Pembalap Indonesia pertama yang menembus ajang Grand Prix 250 cc ini menjelaskan bahwa para rider harus menempuh perjalanan keluar daerah jika ingin merasakan atmosfer sirkuit permanen. Salah satu destinasi tujuan yang sering dikunjungi berada di daerah Boyolali.

"Kalau weekend baru ke Boyolali kita, sirkuit permanen," kata Doni.

Meskipun hanya memanfaatkan area parkir Stadion Mandala Krida, Doni menilai tata letak lintasan yang digunakan tergolong variatif. Variasi ini sengaja dibuat agar kemampuan pembalap tidak stagnan.

"Layout dari stadion Mandala sendiri relatif tidak monoton. Setiap hari layout bisa berubah. Kita buat bersama dengan teman-teman racing school yang ada," paparnya.

Namun, kendala baru kini muncul terkait durasi pemakaian area latihan di Mandala Krida yang semakin diperketat. Masalah kebisingan knalpot motor balap menjadi alasan utama pembatasan jadwal latihan tersebut.

"Kalau Mandala Krida sekarang hari Selasa dan Sabtu bisa kita latihan. Dulu hampir lima kali bisa dipakai. Karena ada pengaruh suara kebisingan jadi sementara seminggu dua kali," ungkapnya.

Situasi ini memaksa komunitas dan sekolah balap setempat untuk memutar otak. Mereka dituntut menyusun program latihan secara lebih cermat agar performa para pembalap tetap terjaga dengan baik.

Wacana Swadaya Komunitas Balap

Doni menegaskan bahwa impian memiliki sirkuit permanen sudah lama dinantikan oleh para pelaku otomotif dan pembalap di Kota Gudeg tersebut. Kehadiran sirkuit representatif dinilai krusial untuk menunjang profesionalisme pembinaan.

"Pastinya, biar jadwal latihan kita bisa rutin dan lebih proper lagi," kata Doni.

Ia menyayangkan absennya realisasi pembangunan fasilitas balap resmi dari pemerintah daerah. Padahal, kontribusi pembalap asal Yogyakarta dalam mengharumkan nama Indonesia di panggung dunia sangat signifikan.

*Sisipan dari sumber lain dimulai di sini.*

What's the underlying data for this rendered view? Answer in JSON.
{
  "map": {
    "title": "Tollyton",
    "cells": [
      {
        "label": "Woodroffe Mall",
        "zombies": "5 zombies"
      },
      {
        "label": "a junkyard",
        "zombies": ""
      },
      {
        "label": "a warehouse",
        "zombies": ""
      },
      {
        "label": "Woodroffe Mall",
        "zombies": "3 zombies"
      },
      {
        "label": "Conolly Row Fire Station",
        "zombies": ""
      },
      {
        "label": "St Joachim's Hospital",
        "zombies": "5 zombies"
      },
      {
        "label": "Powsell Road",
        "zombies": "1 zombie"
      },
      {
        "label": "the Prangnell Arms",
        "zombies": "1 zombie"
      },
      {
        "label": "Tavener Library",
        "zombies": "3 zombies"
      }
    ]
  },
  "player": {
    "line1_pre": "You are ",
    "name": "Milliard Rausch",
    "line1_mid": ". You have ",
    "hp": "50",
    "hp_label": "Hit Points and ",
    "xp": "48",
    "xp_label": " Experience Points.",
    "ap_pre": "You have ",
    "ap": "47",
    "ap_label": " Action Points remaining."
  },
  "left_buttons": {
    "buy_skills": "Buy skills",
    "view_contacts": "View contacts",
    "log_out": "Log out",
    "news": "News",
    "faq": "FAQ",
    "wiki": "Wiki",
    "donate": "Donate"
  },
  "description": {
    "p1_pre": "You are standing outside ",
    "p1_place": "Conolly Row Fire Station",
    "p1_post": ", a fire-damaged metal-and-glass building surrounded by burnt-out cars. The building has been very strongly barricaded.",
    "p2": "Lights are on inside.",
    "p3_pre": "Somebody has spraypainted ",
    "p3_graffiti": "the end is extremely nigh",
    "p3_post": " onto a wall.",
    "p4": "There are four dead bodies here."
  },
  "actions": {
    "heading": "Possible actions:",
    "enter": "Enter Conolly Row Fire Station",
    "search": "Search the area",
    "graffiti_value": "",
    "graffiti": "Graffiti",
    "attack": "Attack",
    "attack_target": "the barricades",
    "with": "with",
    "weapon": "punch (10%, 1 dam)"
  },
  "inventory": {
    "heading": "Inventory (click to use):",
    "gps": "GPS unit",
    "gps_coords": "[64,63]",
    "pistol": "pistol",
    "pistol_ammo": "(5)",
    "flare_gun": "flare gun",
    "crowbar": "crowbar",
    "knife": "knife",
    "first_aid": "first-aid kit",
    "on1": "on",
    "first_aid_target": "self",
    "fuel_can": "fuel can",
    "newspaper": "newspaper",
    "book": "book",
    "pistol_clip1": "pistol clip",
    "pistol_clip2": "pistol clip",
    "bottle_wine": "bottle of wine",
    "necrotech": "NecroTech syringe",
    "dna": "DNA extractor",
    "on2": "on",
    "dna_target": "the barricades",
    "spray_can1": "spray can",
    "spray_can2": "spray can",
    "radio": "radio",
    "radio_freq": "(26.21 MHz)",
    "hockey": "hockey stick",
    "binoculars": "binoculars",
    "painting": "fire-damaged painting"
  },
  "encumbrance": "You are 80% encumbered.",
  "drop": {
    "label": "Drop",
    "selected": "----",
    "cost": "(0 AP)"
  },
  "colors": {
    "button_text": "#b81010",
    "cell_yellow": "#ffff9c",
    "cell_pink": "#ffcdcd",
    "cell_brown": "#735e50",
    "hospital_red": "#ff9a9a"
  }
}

"Dari zaman saya sampai sekarang belum ada realisasi atau perhatian dari pemerintah daerah untuk pembuatan sirkuit. Sangat disayangkan saja ya," ujarnya.

Menurutnya, minimnya infrastruktur pendukung sangat kontras dengan grafik prestasi para atlet yang terus meroket di kancah internasional.

"Banyak rider pebalap asli Jogja berprestasi mengharumkan nama Indonesia di kancah internasional, tapi tidakada perhatian dari pemerintah daerah untuk dibuat fasilitas sirkuit permanen," tegasnya.

Merespons ketidakpastian ini, muncul inisiatif dari internal pencinta otomotif Yogyakarta untuk bergerak secara mandiri demi mewujudkan tempat latihan yang layak.

"Baru wacana dari teman-teman IMI Jogja, mau pada saweran untuk sewa lahan dan pembuatan sirkuit para pelaku balap otomotif Jogja," ungkap Doni.